Why Parameters's Gradient is Zero?

Hi,
In my model , some parameters’s gradient keeps as zero, which confused me a lot. Some necessary information list as below:
The main code about the parameters of zero-gradient:

###
some code
###
# about attention
alpha = F.softmax((bag_embs * self.att_a).mm(self.query_vec), 1)
bag_embs = (bag_embs * alpha).sum(0)
batch_fea.append(bag_embs)
###
some code
###

in the model definition:

self.bias_d = nn.Parameter(torch.randn(3,5))
self.query_vec = nn.Parameter(torch.randn(3,1)
self.att_a = nn.Parameter(torch.randn(3)

in the model weight init:

nn.init.xavier_uniform(self.query_vec)
nn.init.uniform(self.att_a)

And I use the Tensorboad to visualize the model parameters and its gradient:

The gradient of att_a and query_vec is always zero. while others such as bias_d is ok.
So What may cause that problem?

Thanks

1 Like

Hi,

You code sample does not show how bias_d is used so not sure how to answer.
That being said, in what you showed, if alpha is 0, then both these gradients will be 0.

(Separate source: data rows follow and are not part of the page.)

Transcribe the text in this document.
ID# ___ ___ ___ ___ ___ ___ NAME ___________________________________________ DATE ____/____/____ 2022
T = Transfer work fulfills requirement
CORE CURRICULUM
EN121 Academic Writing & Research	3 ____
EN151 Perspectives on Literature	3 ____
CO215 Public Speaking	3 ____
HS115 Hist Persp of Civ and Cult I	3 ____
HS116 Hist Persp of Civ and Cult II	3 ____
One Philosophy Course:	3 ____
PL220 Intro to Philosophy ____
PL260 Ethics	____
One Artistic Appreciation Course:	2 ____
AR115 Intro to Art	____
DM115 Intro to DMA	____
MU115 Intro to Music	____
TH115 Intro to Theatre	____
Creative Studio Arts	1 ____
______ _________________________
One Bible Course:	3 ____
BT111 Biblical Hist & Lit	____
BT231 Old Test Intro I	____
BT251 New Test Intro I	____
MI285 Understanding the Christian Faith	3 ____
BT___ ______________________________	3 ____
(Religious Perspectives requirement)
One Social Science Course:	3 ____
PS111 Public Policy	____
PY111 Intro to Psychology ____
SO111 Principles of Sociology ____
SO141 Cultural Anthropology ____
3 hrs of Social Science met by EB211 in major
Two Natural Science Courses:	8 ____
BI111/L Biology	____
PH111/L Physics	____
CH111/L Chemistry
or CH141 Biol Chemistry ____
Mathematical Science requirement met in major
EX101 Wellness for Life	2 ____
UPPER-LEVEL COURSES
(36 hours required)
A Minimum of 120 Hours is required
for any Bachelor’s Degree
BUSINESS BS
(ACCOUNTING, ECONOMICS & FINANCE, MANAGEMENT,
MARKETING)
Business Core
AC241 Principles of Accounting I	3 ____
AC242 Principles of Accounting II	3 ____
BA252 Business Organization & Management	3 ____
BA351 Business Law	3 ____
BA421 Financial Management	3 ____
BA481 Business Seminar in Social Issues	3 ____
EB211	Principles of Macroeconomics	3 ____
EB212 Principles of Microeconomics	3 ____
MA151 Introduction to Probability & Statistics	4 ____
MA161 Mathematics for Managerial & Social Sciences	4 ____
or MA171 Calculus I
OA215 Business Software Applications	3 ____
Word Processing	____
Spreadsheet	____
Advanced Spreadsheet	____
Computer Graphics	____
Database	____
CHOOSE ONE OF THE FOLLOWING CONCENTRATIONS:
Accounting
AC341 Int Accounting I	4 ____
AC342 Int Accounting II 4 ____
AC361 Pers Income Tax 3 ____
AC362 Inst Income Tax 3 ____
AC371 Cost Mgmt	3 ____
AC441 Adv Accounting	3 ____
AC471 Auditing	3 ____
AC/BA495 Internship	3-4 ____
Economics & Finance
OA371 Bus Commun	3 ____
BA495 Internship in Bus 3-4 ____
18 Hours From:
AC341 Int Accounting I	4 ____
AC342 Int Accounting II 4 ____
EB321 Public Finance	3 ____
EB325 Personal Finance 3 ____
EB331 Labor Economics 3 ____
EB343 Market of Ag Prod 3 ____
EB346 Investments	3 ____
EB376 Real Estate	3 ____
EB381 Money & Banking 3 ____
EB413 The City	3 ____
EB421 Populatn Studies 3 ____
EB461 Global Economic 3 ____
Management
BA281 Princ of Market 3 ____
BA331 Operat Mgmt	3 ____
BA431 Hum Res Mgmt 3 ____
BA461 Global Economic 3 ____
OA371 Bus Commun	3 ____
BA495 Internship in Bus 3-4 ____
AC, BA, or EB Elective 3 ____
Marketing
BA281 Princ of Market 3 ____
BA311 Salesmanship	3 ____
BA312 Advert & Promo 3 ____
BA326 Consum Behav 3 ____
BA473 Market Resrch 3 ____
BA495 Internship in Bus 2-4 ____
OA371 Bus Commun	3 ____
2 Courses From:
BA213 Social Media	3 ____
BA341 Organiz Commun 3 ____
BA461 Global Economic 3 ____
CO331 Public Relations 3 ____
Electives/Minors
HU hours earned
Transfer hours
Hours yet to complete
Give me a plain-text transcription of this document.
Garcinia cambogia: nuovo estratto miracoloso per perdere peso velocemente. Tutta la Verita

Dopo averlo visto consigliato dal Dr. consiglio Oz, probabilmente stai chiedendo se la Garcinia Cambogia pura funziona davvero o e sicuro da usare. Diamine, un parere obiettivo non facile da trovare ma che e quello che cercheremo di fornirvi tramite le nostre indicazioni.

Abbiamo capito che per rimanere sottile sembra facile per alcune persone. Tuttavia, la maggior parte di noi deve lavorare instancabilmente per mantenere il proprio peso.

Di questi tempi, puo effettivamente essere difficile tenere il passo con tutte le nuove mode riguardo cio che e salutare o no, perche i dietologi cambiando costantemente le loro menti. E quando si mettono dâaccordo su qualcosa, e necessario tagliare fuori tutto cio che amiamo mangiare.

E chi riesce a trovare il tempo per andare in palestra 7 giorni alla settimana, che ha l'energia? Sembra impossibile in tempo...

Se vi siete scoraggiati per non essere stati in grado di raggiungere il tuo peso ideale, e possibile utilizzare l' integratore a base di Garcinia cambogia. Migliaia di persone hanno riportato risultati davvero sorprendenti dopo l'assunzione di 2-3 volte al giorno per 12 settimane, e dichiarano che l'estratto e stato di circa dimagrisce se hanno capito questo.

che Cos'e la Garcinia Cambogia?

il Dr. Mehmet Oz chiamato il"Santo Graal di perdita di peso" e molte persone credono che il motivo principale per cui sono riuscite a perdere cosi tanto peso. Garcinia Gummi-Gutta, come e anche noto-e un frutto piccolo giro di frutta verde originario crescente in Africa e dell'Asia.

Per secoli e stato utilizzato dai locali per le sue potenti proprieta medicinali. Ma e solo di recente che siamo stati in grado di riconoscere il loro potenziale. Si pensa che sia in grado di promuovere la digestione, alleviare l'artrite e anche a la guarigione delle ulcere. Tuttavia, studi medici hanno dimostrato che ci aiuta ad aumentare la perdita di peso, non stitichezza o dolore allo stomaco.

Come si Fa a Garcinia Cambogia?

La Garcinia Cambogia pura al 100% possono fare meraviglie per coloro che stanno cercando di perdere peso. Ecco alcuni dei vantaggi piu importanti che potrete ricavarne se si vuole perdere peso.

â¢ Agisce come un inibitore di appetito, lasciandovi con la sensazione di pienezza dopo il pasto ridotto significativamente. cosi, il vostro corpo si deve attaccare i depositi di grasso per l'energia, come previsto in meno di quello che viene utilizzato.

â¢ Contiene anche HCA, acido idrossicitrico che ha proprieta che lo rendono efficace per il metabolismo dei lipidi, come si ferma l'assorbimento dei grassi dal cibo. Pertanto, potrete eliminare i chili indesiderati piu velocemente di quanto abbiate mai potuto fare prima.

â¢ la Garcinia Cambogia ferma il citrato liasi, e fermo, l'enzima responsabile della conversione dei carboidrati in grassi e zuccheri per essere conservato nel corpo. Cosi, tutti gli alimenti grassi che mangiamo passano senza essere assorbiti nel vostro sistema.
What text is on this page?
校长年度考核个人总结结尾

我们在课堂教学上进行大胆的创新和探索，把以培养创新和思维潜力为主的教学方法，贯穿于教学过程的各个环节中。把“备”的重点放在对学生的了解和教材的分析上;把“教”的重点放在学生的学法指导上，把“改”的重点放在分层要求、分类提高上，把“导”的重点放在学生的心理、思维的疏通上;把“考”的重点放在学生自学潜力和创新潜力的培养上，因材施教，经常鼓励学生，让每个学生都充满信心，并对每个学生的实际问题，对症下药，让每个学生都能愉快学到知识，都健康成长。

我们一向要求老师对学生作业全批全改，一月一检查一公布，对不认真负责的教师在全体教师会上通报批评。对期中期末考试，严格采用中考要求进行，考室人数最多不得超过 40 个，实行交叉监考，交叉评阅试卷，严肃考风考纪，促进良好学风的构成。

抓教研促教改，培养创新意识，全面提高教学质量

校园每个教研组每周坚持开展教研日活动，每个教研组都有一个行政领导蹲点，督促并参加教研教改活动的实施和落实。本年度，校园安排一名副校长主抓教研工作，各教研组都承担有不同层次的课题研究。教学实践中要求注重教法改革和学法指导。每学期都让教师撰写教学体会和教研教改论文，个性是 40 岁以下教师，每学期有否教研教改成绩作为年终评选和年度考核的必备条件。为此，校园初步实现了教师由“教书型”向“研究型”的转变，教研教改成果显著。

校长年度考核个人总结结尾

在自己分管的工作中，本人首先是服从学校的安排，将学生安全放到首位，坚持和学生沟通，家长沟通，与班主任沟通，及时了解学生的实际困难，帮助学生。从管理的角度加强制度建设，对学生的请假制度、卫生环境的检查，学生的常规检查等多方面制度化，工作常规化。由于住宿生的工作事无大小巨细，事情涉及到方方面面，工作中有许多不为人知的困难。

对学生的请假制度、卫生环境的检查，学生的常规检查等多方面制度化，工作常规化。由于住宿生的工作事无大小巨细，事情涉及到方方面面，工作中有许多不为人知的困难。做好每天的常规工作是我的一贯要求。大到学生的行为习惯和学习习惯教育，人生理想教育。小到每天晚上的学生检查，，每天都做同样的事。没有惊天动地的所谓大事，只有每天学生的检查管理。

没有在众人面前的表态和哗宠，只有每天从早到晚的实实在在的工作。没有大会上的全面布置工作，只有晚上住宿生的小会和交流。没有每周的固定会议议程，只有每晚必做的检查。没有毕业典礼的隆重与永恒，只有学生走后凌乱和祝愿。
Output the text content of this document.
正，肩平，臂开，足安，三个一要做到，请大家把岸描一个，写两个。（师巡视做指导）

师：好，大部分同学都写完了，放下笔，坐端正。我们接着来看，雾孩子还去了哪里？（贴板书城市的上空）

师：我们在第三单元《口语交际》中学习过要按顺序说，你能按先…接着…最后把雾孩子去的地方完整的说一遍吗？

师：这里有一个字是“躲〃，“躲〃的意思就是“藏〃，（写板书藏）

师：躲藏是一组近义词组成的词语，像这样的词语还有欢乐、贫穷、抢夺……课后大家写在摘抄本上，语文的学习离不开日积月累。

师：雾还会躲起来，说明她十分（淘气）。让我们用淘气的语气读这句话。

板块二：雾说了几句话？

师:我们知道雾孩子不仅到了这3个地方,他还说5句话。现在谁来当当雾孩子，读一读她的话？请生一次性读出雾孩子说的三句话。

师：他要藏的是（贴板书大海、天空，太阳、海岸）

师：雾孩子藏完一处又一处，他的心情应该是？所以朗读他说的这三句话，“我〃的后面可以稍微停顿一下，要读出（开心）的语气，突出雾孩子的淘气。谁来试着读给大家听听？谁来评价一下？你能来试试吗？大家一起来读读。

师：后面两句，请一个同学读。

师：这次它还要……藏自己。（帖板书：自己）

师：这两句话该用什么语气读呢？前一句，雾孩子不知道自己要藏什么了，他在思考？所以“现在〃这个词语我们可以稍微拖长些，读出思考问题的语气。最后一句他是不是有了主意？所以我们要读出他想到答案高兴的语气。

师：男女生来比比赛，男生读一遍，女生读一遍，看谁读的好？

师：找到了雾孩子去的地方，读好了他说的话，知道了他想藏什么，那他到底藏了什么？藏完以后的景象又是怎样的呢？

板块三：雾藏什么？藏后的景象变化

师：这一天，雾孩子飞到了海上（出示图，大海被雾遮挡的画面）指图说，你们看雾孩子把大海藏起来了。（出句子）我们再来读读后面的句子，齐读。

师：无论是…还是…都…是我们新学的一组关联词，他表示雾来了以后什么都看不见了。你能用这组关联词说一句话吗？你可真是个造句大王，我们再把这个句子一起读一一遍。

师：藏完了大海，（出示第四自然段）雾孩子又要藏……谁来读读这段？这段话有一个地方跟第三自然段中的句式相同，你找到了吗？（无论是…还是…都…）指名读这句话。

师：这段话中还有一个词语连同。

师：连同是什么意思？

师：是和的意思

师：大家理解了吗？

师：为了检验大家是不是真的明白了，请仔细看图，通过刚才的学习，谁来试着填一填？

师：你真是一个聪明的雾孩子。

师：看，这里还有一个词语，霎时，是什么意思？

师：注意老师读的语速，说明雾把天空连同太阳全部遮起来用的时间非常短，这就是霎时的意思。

I guess a good way to debug this is to print the different values during the forward to make sure they are what you expect.

Thanks for your reply. The code sample is a part of the whole model. bias_d is just a bias in one fully connected layer. And bias_d can be updated normally. But the two vectors att_a, query_vec can not be.

alpha is the attention weight , so it cannot be zero. the other parameters in the model are updated normally except for the two att-a, query_vec. It’s very strange… :joy:

Hi, I found out the problem:joy: the dim in F.softmax() should be 0 rather than 1. After changing it to 0, the gradient is normal.
Because (bag_embs * self.att_a).mm(self.query_vec) get a Variable with size K * 1 and the softmax should be applied in the first dim.
If F.softmax(..., 1), then the values in alpha are all 1.
BTW, why the gradient will become 0 when alpha is all 1.

Good that you found it !

The answer is that a softmax with a single output is a constant function that outputs 1 all the time. And the gradient of a constant function is 0.

Yeah.
Thanks very much.